Chapter 4 - Tax revenue implications

Introduction

4.1        Part (c) of the terms of reference asks the committee to make an assessment of long-term government revenue effects, arising from consequences to income tax and capital gains tax, or from any other effects, resulting from private equity (PE) takeover activity.

4.2        Theoretically, increased private equity investment activity may be expected to affect tax revenue in a number of different areas. These include:

4.3        Most observers, including the Treasury and the Reserve Bank of Australia (RBA), consider that there are few grounds for concern that increased levels of PE activity would affect government revenue levels significantly, at least at the present time. As noted elsewhere in this report, Treasury and the RBA make the point that PE activity only comprises a minor proportion of the overall capital markets, and indications are that levels of large scale PE takeover activity seen in the last year are unlikely to be sustained.

4.4        Treasury conceded however that it does not yet have a clear picture of what the longer term effects might be on taxation revenue:

The assessment of private equity is that it is not something that we are in a position at this stage to make a call on. ...In terms of what the revenue effect is. It is extremely unclear.[1]

4.5        As noted by the RBA in the Financial Stability Review:

The implications for Government revenue are hard to ascertain as there are currently insufficient data to fully model the effects of private equity investment on tax revenue.[2]

4.6        The evidence available to the committee indicates that assessment of the revenue implications resulting from increased PE activity is complex and does not lend itself to analysis of isolated examples. Offsetting factors also need to be taken into account before a reasonable assessment of revenue implications can be made. However, in the absence of hard information about trends in revenue collection, the analysis is somewhat hypothetical and needs to be treated with caution. Actual trends, as observed and reported by the Australian Taxation Office (ATO), can ultimately be the only reliable guide.

Taxation implications of private equity takeovers

Gearing and Capital Gains Tax

4.7        Leveraged buyouts of publicly listed and other companies invariably result in increased levels of gearing. The Reserve Bank of Australia confirms that companies that have been the subject of leveraged buyouts invariably carry higher levels of debt than listed companies:

In recent years, buyouts in Australia have typically resulted in debt-to-equity ratios (known as gearing ratios) of around 250 per cent, compared with pre-buyout ratios of around 50 per cent and a gearing ratio for the non-financial corporate sector as a whole of 65 per cent. This degree of leverage, while very high, is lower than during the late 1980s LBO boom in the United States, where it was not uncommon for debt-to-equity ratios to exceed 500 per cent.[3]

4.8        The interest payments resulting from these higher levels of debt are normally a deductible business expense, although the amount that may be deducted is limited by the thin capitalisation rules.
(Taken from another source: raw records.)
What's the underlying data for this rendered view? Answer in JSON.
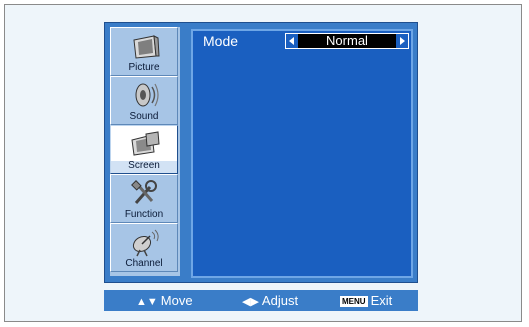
{
  "menu": {
    "items": [
      {
        "label": "Picture",
        "icon": "picture-icon",
        "selected": false
      },
      {
        "label": "Sound",
        "icon": "sound-icon",
        "selected": false
      },
      {
        "label": "Screen",
        "icon": "screen-icon",
        "selected": true
      },
      {
        "label": "Function",
        "icon": "function-icon",
        "selected": false
      },
      {
        "label": "Channel",
        "icon": "channel-icon",
        "selected": false
      }
    ]
  },
  "content": {
    "mode": {
      "label": "Mode",
      "value": "Normal"
    }
  },
  "help": {
    "move": "Move",
    "adjust": "Adjust",
    "menu_key": "MENU",
    "exit": "Exit"
  },
  "colors": {
    "panel": "#3a7dc8",
    "content_bg": "#1a5fc0",
    "menu_bg": "#a7c5e6",
    "value_bg": "#000000"
  }
}
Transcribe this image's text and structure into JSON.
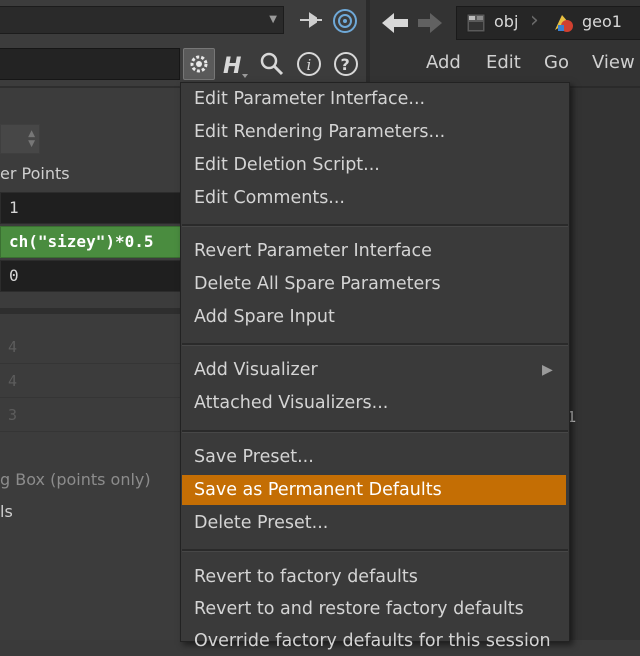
{
  "parameter_pane": {
    "points_label": "er Points",
    "param_rows": [
      "1",
      "ch(\"sizey\")*0.5",
      "0"
    ],
    "dimmed_values": [
      "4",
      "4",
      "3"
    ],
    "bounding_box_label": "g Box (points only)",
    "label_suffix": "ls"
  },
  "toolbar": {
    "icons": [
      "gear-icon",
      "help-h-icon",
      "search-icon",
      "info-icon",
      "question-icon"
    ]
  },
  "network_pane": {
    "path": [
      "obj",
      "geo1"
    ],
    "menubar": [
      "Add",
      "Edit",
      "Go",
      "View"
    ],
    "stray_text": "1"
  },
  "context_menu": {
    "groups": [
      [
        "Edit Parameter Interface...",
        "Edit Rendering Parameters...",
        "Edit Deletion Script...",
        "Edit Comments..."
      ],
      [
        "Revert Parameter Interface",
        "Delete All Spare Parameters",
        "Add Spare Input"
      ],
      [
        "Add Visualizer",
        "Attached Visualizers..."
      ],
      [
        "Save Preset...",
        "Save as Permanent Defaults",
        "Delete Preset..."
      ],
      [
        "Revert to factory defaults",
        "Revert to and restore factory defaults",
        "Override factory defaults for this session"
      ]
    ],
    "highlighted": "Save as Permanent Defaults",
    "submenu_arrow": "▶"
  },
  "colors": {
    "highlight": "#c46e04",
    "expression_bg": "#4a8c3f",
    "pane_bg": "#3c3c3c"
  }
}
4.9        In Australia and in many other countries, governments impose restrictions on when, and the extent to which, interest can be claimed as a tax deduction. These rules are intended to ensure that foreign companies do not allocate an excessive amount of debt to their Australian operations, and thereby derive excessive interest deductions.  Put simply, under these rules, interest payments arising from debt-to-equity ratios that exceed a ratio of 3:1 are not tax deductible. The rules do not impose a limit on gearing; rather, they impose a limit on the extent to which the interest on debt is tax deductible. 
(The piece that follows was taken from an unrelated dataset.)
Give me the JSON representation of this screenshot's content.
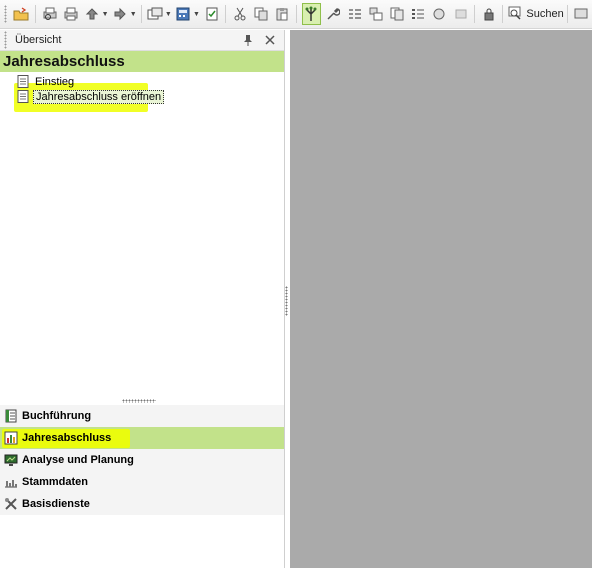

4.10      The 3:1 debt to equity ratio is not usually approached by publicly listed companies. As pointed out by the RBA above, pre-buyout ratios generally fall well below these levels. Accordingly, if an individual company's profit position remained constant, then the amount of company tax paid might be expected to fall following a leveraged buyout by a private equity company. However, the picture is actually more complex, as factors such as increased profitability, higher listing prices and capital gains tax events generated by a buyout all need to be taken into account.  
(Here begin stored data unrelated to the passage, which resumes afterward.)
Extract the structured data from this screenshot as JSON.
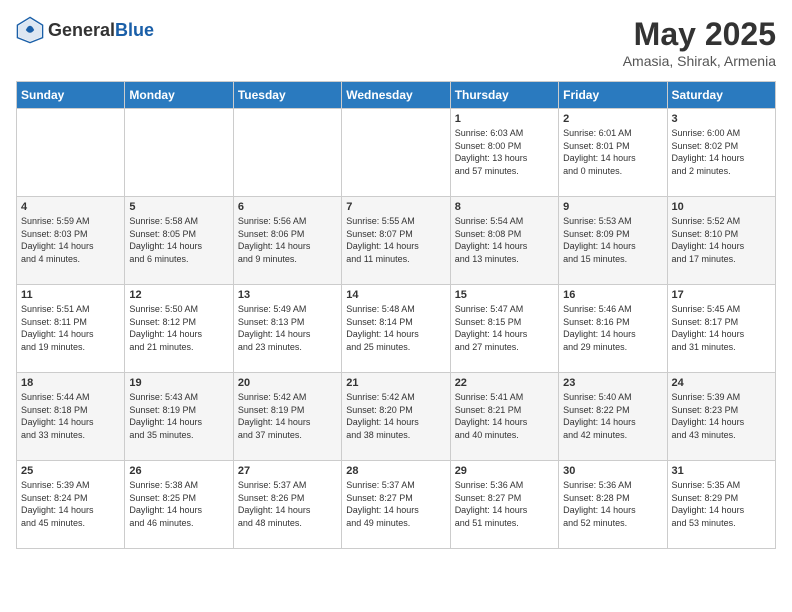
{
  "header": {
    "logo_general": "General",
    "logo_blue": "Blue",
    "month_title": "May 2025",
    "location": "Amasia, Shirak, Armenia"
  },
  "days_of_week": [
    "Sunday",
    "Monday",
    "Tuesday",
    "Wednesday",
    "Thursday",
    "Friday",
    "Saturday"
  ],
  "weeks": [
    [
      {
        "day": "",
        "info": ""
      },
      {
        "day": "",
        "info": ""
      },
      {
        "day": "",
        "info": ""
      },
      {
        "day": "",
        "info": ""
      },
      {
        "day": "1",
        "info": "Sunrise: 6:03 AM\nSunset: 8:00 PM\nDaylight: 13 hours\nand 57 minutes."
      },
      {
        "day": "2",
        "info": "Sunrise: 6:01 AM\nSunset: 8:01 PM\nDaylight: 14 hours\nand 0 minutes."
      },
      {
        "day": "3",
        "info": "Sunrise: 6:00 AM\nSunset: 8:02 PM\nDaylight: 14 hours\nand 2 minutes."
      }
    ],
    [
      {
        "day": "4",
        "info": "Sunrise: 5:59 AM\nSunset: 8:03 PM\nDaylight: 14 hours\nand 4 minutes."
      },
      {
        "day": "5",
        "info": "Sunrise: 5:58 AM\nSunset: 8:05 PM\nDaylight: 14 hours\nand 6 minutes."
      },
      {
        "day": "6",
        "info": "Sunrise: 5:56 AM\nSunset: 8:06 PM\nDaylight: 14 hours\nand 9 minutes."
      },
      {
        "day": "7",
        "info": "Sunrise: 5:55 AM\nSunset: 8:07 PM\nDaylight: 14 hours\nand 11 minutes."
      },
      {
        "day": "8",
        "info": "Sunrise: 5:54 AM\nSunset: 8:08 PM\nDaylight: 14 hours\nand 13 minutes."
      },
      {
        "day": "9",
        "info": "Sunrise: 5:53 AM\nSunset: 8:09 PM\nDaylight: 14 hours\nand 15 minutes."
      },
      {
        "day": "10",
        "info": "Sunrise: 5:52 AM\nSunset: 8:10 PM\nDaylight: 14 hours\nand 17 minutes."
      }
    ],
    [
      {
        "day": "11",
        "info": "Sunrise: 5:51 AM\nSunset: 8:11 PM\nDaylight: 14 hours\nand 19 minutes."
      },
      {
        "day": "12",
        "info": "Sunrise: 5:50 AM\nSunset: 8:12 PM\nDaylight: 14 hours\nand 21 minutes."
      },
      {
        "day": "13",
        "info": "Sunrise: 5:49 AM\nSunset: 8:13 PM\nDaylight: 14 hours\nand 23 minutes."
      },
      {
        "day": "14",
        "info": "Sunrise: 5:48 AM\nSunset: 8:14 PM\nDaylight: 14 hours\nand 25 minutes."
      },
      {
        "day": "15",
        "info": "Sunrise: 5:47 AM\nSunset: 8:15 PM\nDaylight: 14 hours\nand 27 minutes."
      },
      {
        "day": "16",
        "info": "Sunrise: 5:46 AM\nSunset: 8:16 PM\nDaylight: 14 hours\nand 29 minutes."
      },
      {
        "day": "17",
        "info": "Sunrise: 5:45 AM\nSunset: 8:17 PM\nDaylight: 14 hours\nand 31 minutes."
      }
    ],
    [
      {
        "day": "18",
        "info": "Sunrise: 5:44 AM\nSunset: 8:18 PM\nDaylight: 14 hours\nand 33 minutes."
      },
      {
        "day": "19",
        "info": "Sunrise: 5:43 AM\nSunset: 8:19 PM\nDaylight: 14 hours\nand 35 minutes."
      },
      {
        "day": "20",
        "info": "Sunrise: 5:42 AM\nSunset: 8:19 PM\nDaylight: 14 hours\nand 37 minutes."
      },
      {
        "day": "21",
        "info": "Sunrise: 5:42 AM\nSunset: 8:20 PM\nDaylight: 14 hours\nand 38 minutes."
      },
      {
        "day": "22",
        "info": "Sunrise: 5:41 AM\nSunset: 8:21 PM\nDaylight: 14 hours\nand 40 minutes."
      },
      {
        "day": "23",
        "info": "Sunrise: 5:40 AM\nSunset: 8:22 PM\nDaylight: 14 hours\nand 42 minutes."
      },
      {
        "day": "24",
        "info": "Sunrise: 5:39 AM\nSunset: 8:23 PM\nDaylight: 14 hours\nand 43 minutes."
      }
    ],
    [
      {
        "day": "25",
        "info": "Sunrise: 5:39 AM\nSunset: 8:24 PM\nDaylight: 14 hours\nand 45 minutes."
      },
      {
        "day": "26",
        "info": "Sunrise: 5:38 AM\nSunset: 8:25 PM\nDaylight: 14 hours\nand 46 minutes."
      },
      {
        "day": "27",
        "info": "Sunrise: 5:37 AM\nSunset: 8:26 PM\nDaylight: 14 hours\nand 48 minutes."
      },
      {
        "day": "28",
        "info": "Sunrise: 5:37 AM\nSunset: 8:27 PM\nDaylight: 14 hours\nand 49 minutes."
      },
      {
        "day": "29",
        "info": "Sunrise: 5:36 AM\nSunset: 8:27 PM\nDaylight: 14 hours\nand 51 minutes."
      },
      {
        "day": "30",
        "info": "Sunrise: 5:36 AM\nSunset: 8:28 PM\nDaylight: 14 hours\nand 52 minutes."
      },
      {
        "day": "31",
        "info": "Sunrise: 5:35 AM\nSunset: 8:29 PM\nDaylight: 14 hours\nand 53 minutes."
      }
    ]
  ]
}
4.11      A submission made by Mr Robin Speed of Speed and Stracey Lawyers sought to illustrate the possible implications for tax revenue of foreign private equity fund buyouts of Australian listed companies. This submission included estimates of the taxation implications of the acquisition of five listed Australian companies (Coles Myer, Tabcorp, Woolworths, Qantas and Westfarmers) by US private equity funds. The submission claimed that if these companies were taken over, the loss of company tax could be $1.2 billion per annum as a result of interest resulting from increased debt being claimed as a tax deduction against the earnings of the companies taken over.

4.12      Mr Speed argued that the consequences flowing from such buyouts were significant, as company tax (about $49 billion in 2005­–06) represented 20.9% of the total tax collected.[4]

4.13      Mr Frank Drenth of the Corporate Tax Association of Australia (CTA) acknowledged that increased gearing associated with PE investment could have an effect on the amount of tax paid:

The major concern that arises is the leveraging of the transaction. Private equity tends to use more debt and it is possible through the consolidation regime for the debt deductions that arise from the borrowings that are made to offset the debt deductions against the cash flow in the taxable income of the target company. On the face of it, there is an issue.[5]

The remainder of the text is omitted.